As vendas dos supermercados no País cresceram em quantidade este ano, mas não representaram aumento de receita para os empresários do setor. De acordo com o Informativo Econômico da Associação Brasileira dos Supermercados (Abras) deste mês, a expectativa de fechamento este ano é de um aumento de vendas entre 5% e 6%, baseado em pesquisa do instituto AC Nielsen.
Em novembro, porém, o faturamento da rede varejista caiu 1,18% em relação a outubro, já descontada a inflação, e 3,11% em relação a novembro do ano passado.
De acordo com a economista Fátima Merlin, gerente de Economia e Pesquisa da Abras, a concorrência acirrada no setor fortaleceu a política agressiva de promoções de vendas entre supermercadistas parcelamento no cartão, descontos à vista etc. , o que acabou espremendo as margens de lucro das empresas.
''Este ano a margem líquida deve ficar abaixo de 1,5%'', prevê Fátima.
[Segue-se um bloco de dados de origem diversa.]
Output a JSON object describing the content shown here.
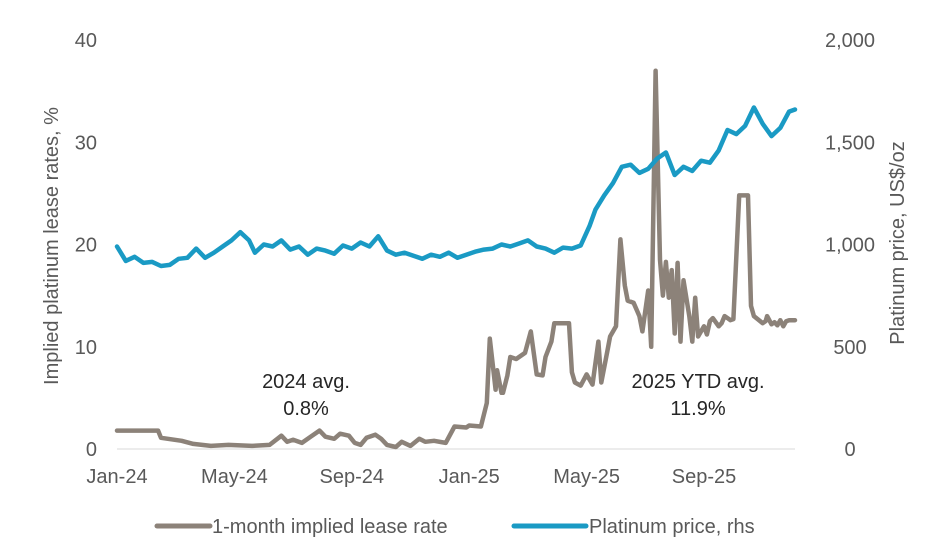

No ano passado, a margem média foi de 1,8%, que já foi menor do que os 2% dos anos anteriores. A associação já considera fechar o ano com um crescimento abaixo de 1%. A projeção inicial era de 2%.
A expectativa de que as vendas de novembro dessem um fôlego para os resultados do ano não se confirmaram. ''Trabalhávamos com um empate em relação a outubro'', comenta Fátima. Mas a primeira parcela do 13º teve outro destino, possivelmente o pagamento de dívidas.
Segundo Fátima, o País ainda não vive um crescimento sustentado que se reflita na renda do consumidor. ''Os salários estão sendo disputados com pagamentos de contas, como as tarifas, que tiveram aumentos recentes'', observa a economista.
Embora já tenha se isolado dos problemas econômicos do ano, o brasileiro se mantém cauteloso em relação ao consumo, avalia a entidade. Com a renda achatada, os consumidores vão pleitear mais descontos, diz a economista.